What does it take to create a lean, mean project machine? Many have wrestled with this in the past.
How do you get your teams to perform at optimal levels?
- Support don’t smother,
- Empower and trust,
- Motivate ,
- Put forth – communicate,
- Release – deliver,
- Fail fast,
Turns out, Marine Seal Teams are stellar examples of the optimal Agile teams but before you start yelling “Oorah!” let’s talk about why.
I’ll admit, I’m not the first to suggest this analogy, many team leaders understand this and have used this approach, however, most companies I have worked with consist of people with less intensity than your typical Navy Seal unit.
As a matter of fact, according to Military.com, only about 6 percent of SEAL applicants meet the requirements needed to qualify.
So how do we motivate the workforce to perform on this elite level without experiencing a 94% dropout rate? OK, probably a bit of an exaggeration when it comes to product owners, project managers, developers and BA’s.
The first step in the drama is to define and create a core, shared Culture for your teams to make them teams and not just groups of people. They must understand how to support and communicate with one another – the “rules of combat”. When teams function consistently and in sync, less thought goes into the “overhead” associated with anticipating a colleague’s actions making the team more efficient.
Since high performing teams require high performing leaders, the commanders of the teams need to be able to Trust, Enable, Activate and Motivate their TEAM. (Just loving those acronyms today!)
Well, there are several core skills and practices we get from our elite protectors to our Agile framework which we can apply. They will enable us to:
- Make Quick, Effective Decisions
- Exploit Successes
- Gain Advantages
The leader’s responsibility on an Agile team is to be the mortar in the stone wall that holds all of the rocks together. They must “fill the cracks” functioning wherever they are needed and support the weak points. They must enable all the cogs to work well and in unison.
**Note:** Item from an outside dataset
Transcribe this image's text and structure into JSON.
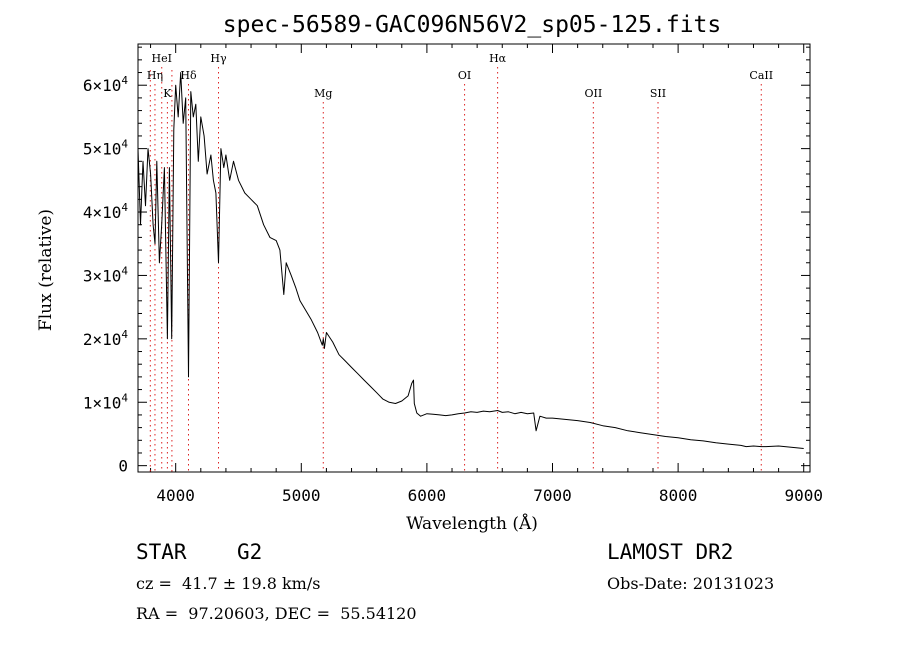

The leader needs to be an effective communicator as well promoting communication throughout his team on the field, as well as central control and overall leadership.
Effective leaders should bubble up, and down, the relevant information from their areas (also known as the KPIs in the Agile world). They should provide tactical information (Agile project statistics) and functional information (how the overall delivery of system function is progressing), totally understand, and be in touch with all aspects of the program.
They should be in tune with their team’s and leaders behavior so they can pro-act and re-act with agility to every situation that arises. Doing this requires an understanding and sensitivity to human behaviors – the human side of agile. This enables us to more effectively forecast and predict how our fast moving Agile projects will progress and behave and keep them functioning and delivering at optimal levels.
We will explore this further in future blogs where we will discuss models used to do this.